[Python-ideas] proposed methods: list.replace / list.indices

Sun Dec 30 23:59:53 CET 2012

On 12/30/2012 9:10 AM, Ned Batchelder wrote:
> On 12/30/2012 5:46 AM, Terry Reedy wrote:
>> On 12/29/2012 10:25 PM, David Kreuter wrote:
>>
>>> I think it would be nice to have a method in 'list' to replace certain
>>> elements by others in-place. Like this:
>>>
>>>      l = [x, a, y, a]
>>>      l.replace(a, b)
>>>      assert l == [x, b, y, b]
>>>
>>> The alternatives are longer than they should be, imo. For example:
>>>
>>>      for i, n in enumerate(l):

Note that enumerate is a generic function of iterables, not a specific 
list method.

>>>          if n == a:
>>>              l[i] = b
>>
>> I dont see anything wrong with this. It is how I would do it in
>> python. Wrap it in a function if you want. Or write it on two line ;-).

My deeper objection is that 'replace_all_in_place' is a generic mutable 
collection function, not a specific list or even mutable sequence 
function. Python 1 was stronger list oriented. Python 3 is mostly 
iterable oriented, with remnants of the Python 1 heritage.

> I wonder at the underlying philosophy of things being accepted or
> rejected in this way.  For example, here's a thought experiment: if
> list.count() and list.index() didn't exist yet, would we accept them as
> additions to the list methods?

I personally would have deleted list.find in 3.0. Count and index are 
not list methods but rather sequence methods, part of the sequence ABC. 
Tuples got them, as their only two public methods, in 3.0 to conform. 
This ties in to Nick's comment. (Actually counting a particular item in 
a collection is not specific to sequencess, but having multiple items to 
count tends to be.) It would be possible for count and index to be 
functions instead. But their definition as methods goes back to Python 1.
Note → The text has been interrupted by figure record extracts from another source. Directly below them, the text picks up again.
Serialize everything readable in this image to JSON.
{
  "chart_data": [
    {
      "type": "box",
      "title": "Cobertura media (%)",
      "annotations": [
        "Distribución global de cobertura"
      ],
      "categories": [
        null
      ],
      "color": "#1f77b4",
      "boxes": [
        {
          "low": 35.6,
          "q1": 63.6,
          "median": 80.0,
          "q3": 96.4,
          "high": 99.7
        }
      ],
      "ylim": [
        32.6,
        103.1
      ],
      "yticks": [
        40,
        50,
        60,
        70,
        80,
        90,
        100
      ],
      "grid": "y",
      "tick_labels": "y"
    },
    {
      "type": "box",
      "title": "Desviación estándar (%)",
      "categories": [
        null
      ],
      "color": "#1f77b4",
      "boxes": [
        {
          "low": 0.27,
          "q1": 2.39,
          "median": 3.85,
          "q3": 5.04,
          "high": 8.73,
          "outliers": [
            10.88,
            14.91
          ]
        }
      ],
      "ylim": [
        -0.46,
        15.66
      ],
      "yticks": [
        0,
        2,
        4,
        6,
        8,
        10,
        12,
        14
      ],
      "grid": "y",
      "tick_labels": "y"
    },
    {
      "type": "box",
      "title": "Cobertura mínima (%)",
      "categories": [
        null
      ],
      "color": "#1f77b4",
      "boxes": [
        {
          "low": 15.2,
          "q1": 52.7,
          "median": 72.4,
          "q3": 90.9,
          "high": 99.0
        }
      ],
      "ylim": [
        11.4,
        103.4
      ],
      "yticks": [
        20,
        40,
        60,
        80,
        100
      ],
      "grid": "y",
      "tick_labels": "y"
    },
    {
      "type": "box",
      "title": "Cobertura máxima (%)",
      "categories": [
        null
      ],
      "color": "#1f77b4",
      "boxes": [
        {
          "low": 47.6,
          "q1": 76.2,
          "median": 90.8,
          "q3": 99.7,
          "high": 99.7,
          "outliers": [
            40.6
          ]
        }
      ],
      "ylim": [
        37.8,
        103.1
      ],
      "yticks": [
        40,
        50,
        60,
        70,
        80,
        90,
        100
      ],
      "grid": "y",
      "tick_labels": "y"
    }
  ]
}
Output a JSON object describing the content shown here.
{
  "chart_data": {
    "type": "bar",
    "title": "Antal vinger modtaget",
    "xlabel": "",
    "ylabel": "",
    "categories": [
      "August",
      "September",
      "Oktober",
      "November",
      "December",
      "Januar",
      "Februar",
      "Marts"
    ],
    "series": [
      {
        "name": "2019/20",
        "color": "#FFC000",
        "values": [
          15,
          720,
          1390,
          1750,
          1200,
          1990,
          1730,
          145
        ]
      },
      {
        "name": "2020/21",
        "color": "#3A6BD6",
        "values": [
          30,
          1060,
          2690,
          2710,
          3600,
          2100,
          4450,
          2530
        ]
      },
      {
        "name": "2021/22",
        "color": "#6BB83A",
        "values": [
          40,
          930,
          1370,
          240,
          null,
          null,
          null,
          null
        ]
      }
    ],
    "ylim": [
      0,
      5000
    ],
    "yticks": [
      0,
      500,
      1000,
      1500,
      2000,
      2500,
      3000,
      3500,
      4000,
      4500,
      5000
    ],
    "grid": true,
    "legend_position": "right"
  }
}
Also note that .index has a start parameter, making it useful to get all 
indexes. See the code below.

 > By Terry's reasoning, there's no need
> to, since I can implement those operations in a few lines of Python.

We constantly get proposals to add new functions and methods that are 
easily written in a few lines. Everyone thinks their proposal is useful 
because it is useful in their work. If we accepted all such proposals, 
Python would have hundreds more.

> Does that mean they persist only for backwards compatibility?

Backwards compatibility is important. Changing them to functions would 
be disruptive without sufficient gain.

> Was their initial inclusion a violation of some "list method philosophy"?

No, it was part of the Python 1 philosophy of lists as the common data 
interchange type. As I said, this has changed in Python 3.

> Or is
> there a good reason for them to exist, and if so, why shouldn't
> .replace() and .indexes() also exist?

Neither are list methods. Nicks gave a generic indexes generator. A 
specific list indexes generator can use repeated applications of .index 
with start argument. I do that 'inline' below.

> I would hate for the main
> criterion to be, "these are the methods that existed in Python 2.3,"

Then you are hating reality ;-). The .method()s of basic builtin classes 
is close to frozen.

>> There is a perfectly good python version above that does the necessary
>> search and replace as efficiently as possible. Thank you for posting it.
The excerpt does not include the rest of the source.